Since 2017, the app is available for Android and iPhone. The app is free and works everywhere in the world, given that there’s enough buoy coverage. BUIO app downloads increased significantly in 2020 and already quadrupled in the first quarter of 2021 compared to the first quarter of 2020. We just released a new update with major overhauls, including fine-tuned forecasting algorithms and redesigned access to key app features, such as adding spots and surf sessions.

We all face challenges, but looking back, would you describe it as a relatively smooth road?
The biggest bump for a machine learning service like BUIO App is that one important variable – in this case, the ocean – is not the same everywhere and every day. In order to improve the algorithm and get it to where it is now, we had to go through a few El Nino years to see different swells and weather patterns, just to give you an example. Another aspect that puzzled me at first was international tide predictions, or more specifically, dealing with time zones. Tides are linked to the daytime in their local time zone. This gets tricky because you have to align the tide time zone, the server time zone and the time zone where the app user currently is.

Thanks – so what else should our readers know about BUIO App?
BUIO is the first personalized surf forecasting app. It’s a smart surf log. For the first time ever, with BUIO app, the surf forecast is tailored to the surfer who is reading it. This means your surf forecast might look very different to mine. Personalized surf forecasting has a huge potential these days because it means people are spreading out instead of surfing all at the same spot. Getting a personalized surf forecast also avoids long surf checks and a lot of driving back and forth. That not only saves gas money (hello, new board!) but has a positive impact on the environment.
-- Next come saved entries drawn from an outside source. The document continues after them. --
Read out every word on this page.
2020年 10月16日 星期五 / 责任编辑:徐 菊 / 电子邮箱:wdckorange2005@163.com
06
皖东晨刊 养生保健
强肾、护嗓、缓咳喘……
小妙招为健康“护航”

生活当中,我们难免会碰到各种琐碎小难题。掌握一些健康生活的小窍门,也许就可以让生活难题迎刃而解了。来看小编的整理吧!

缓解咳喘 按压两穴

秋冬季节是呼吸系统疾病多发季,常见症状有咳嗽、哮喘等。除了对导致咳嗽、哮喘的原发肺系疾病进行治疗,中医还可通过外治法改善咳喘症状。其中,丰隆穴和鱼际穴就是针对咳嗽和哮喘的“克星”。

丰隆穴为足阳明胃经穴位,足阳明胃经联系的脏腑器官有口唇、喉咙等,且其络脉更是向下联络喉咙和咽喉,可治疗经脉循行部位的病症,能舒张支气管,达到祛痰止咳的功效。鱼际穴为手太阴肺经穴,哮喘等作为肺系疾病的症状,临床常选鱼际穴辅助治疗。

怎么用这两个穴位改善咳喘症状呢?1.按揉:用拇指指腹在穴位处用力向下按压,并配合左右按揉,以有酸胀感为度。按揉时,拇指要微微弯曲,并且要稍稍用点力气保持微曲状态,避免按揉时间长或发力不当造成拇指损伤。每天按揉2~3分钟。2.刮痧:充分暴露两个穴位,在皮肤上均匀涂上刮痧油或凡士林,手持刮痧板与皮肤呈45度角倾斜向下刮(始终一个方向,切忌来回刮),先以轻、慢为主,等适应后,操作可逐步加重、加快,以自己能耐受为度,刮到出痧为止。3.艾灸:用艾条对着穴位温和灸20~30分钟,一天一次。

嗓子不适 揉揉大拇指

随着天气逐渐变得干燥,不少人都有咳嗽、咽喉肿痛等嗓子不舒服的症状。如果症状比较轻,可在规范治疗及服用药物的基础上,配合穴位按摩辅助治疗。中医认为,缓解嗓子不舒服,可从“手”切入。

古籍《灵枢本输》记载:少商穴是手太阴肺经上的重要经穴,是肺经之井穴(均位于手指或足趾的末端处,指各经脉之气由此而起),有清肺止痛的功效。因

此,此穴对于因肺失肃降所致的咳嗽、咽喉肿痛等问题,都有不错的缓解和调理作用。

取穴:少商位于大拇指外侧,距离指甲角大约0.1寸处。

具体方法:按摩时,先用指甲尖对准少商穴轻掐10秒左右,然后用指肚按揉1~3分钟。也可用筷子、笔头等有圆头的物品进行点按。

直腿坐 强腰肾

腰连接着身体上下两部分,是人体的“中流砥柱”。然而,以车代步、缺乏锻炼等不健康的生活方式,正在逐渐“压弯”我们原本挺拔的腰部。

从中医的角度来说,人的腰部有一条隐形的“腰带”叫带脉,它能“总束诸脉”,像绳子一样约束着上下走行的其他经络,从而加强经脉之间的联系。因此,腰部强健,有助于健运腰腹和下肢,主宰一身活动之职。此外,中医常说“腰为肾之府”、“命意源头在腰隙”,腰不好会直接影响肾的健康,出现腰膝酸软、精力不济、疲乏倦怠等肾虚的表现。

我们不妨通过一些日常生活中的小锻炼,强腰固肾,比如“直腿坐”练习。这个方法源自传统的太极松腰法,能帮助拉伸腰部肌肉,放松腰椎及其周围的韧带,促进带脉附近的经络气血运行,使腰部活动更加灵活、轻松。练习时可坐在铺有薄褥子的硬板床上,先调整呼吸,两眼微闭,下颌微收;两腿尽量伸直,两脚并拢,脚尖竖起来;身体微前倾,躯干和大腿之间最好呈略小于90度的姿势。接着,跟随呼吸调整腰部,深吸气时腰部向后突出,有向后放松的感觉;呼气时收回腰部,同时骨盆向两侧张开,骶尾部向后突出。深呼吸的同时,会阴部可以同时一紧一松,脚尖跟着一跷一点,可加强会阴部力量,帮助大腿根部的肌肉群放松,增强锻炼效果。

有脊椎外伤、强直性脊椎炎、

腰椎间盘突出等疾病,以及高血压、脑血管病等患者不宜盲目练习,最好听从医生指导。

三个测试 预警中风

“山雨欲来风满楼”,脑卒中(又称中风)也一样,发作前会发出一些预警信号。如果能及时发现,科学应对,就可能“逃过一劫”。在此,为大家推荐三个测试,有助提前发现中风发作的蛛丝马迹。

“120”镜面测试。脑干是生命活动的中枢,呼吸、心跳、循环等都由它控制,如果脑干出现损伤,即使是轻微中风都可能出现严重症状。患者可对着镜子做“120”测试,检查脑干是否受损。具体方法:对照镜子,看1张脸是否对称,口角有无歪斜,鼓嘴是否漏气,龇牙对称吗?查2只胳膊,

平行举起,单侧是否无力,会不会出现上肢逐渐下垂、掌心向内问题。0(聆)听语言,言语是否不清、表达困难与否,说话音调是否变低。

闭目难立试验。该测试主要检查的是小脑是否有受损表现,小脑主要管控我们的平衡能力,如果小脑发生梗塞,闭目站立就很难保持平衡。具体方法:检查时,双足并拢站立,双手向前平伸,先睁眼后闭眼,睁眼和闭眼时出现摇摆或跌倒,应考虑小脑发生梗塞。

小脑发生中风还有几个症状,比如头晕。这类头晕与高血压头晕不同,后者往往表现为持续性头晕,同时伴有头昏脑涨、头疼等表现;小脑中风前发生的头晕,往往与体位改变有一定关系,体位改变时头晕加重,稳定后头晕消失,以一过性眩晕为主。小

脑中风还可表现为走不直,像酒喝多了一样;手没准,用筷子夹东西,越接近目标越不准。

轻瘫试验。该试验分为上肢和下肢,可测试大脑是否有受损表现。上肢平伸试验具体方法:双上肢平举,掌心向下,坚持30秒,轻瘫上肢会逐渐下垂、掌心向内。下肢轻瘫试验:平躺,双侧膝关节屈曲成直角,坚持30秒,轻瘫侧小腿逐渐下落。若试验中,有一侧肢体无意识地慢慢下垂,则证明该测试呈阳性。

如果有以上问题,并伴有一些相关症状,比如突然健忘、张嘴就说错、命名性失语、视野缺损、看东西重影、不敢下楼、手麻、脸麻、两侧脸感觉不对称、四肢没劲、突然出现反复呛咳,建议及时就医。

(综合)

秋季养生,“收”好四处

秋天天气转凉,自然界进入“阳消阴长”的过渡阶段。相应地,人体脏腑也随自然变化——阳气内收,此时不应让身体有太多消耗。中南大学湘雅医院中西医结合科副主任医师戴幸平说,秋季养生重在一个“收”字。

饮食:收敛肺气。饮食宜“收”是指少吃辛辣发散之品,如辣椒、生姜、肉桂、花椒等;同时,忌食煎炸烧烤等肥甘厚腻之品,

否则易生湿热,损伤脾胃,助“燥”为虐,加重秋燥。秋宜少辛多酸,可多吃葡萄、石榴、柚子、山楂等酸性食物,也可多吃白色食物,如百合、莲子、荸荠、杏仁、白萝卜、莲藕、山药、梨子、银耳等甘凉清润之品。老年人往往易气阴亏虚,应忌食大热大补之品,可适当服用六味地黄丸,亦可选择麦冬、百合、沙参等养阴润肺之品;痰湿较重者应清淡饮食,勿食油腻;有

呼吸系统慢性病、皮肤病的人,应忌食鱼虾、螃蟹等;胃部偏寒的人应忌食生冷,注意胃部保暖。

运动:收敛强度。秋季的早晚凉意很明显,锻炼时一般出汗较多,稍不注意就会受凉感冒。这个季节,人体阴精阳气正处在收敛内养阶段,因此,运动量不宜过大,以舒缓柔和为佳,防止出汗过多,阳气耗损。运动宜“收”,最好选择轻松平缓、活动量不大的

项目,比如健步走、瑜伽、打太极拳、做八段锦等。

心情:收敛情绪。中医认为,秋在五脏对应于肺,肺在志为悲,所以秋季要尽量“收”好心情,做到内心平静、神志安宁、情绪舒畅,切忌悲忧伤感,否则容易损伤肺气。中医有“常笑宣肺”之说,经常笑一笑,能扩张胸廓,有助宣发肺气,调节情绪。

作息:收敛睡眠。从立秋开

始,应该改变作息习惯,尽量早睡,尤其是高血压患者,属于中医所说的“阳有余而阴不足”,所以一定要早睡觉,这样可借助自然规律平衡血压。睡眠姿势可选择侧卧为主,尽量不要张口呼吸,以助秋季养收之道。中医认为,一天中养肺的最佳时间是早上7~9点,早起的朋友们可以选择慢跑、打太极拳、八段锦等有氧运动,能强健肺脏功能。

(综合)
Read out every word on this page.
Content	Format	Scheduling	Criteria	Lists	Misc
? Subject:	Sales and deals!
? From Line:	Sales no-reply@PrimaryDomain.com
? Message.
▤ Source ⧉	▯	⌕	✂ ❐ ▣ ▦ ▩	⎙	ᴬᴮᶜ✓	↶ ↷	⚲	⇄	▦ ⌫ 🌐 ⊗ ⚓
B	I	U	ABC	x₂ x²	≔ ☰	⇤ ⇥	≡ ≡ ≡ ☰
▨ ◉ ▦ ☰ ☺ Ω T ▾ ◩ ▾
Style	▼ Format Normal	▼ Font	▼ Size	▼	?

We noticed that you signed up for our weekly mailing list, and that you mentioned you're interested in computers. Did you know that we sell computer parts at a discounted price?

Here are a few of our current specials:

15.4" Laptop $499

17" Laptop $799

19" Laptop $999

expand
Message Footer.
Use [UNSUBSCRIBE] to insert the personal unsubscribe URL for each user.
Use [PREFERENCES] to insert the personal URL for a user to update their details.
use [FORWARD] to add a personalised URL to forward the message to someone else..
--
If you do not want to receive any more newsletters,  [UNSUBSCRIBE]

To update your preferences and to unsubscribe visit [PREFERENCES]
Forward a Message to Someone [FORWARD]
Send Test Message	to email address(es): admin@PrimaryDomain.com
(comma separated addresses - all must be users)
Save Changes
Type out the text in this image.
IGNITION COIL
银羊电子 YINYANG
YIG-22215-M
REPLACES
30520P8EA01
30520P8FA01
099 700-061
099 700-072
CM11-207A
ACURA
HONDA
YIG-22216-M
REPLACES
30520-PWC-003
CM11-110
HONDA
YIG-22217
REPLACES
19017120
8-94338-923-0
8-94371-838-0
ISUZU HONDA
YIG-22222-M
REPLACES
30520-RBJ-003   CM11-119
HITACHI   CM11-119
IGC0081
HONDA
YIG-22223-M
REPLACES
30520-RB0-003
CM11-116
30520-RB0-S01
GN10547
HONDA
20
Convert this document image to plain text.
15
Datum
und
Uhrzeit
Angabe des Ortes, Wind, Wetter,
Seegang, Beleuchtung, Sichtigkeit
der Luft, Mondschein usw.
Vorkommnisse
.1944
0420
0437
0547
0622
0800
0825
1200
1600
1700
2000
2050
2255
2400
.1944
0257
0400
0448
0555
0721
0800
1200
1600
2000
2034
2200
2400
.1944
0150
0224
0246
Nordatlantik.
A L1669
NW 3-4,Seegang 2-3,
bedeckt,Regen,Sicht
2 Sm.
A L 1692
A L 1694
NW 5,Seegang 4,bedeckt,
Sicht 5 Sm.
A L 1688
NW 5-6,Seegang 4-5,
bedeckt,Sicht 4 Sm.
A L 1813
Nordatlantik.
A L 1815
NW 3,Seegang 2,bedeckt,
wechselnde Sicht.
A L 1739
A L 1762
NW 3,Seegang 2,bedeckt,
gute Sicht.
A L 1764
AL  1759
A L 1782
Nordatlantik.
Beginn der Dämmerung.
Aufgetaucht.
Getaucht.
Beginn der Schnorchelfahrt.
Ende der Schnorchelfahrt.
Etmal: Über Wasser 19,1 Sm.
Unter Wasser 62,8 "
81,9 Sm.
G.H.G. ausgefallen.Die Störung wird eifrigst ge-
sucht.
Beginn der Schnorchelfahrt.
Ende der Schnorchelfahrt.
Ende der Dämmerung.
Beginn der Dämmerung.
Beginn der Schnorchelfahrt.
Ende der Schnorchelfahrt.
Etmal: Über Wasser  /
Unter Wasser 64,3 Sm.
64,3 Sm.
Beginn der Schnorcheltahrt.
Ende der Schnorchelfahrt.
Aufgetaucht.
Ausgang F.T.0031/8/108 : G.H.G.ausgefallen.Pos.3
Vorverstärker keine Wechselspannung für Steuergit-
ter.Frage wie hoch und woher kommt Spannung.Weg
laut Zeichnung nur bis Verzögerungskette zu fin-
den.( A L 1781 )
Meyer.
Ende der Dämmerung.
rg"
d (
Can you share something surprising about yourself?
The name Buio originated from a typo on my end in the early days. I mistakenly used this typo – “buyo” – throughout the source code instead of “buoy,” and it became a running joke with my friends who were the early adopters. After a lot of pronunciation tests with native speakers, Buyo eventually became “BUIO” [boo-yo (like in yo-yo)], which is compatible with most languages.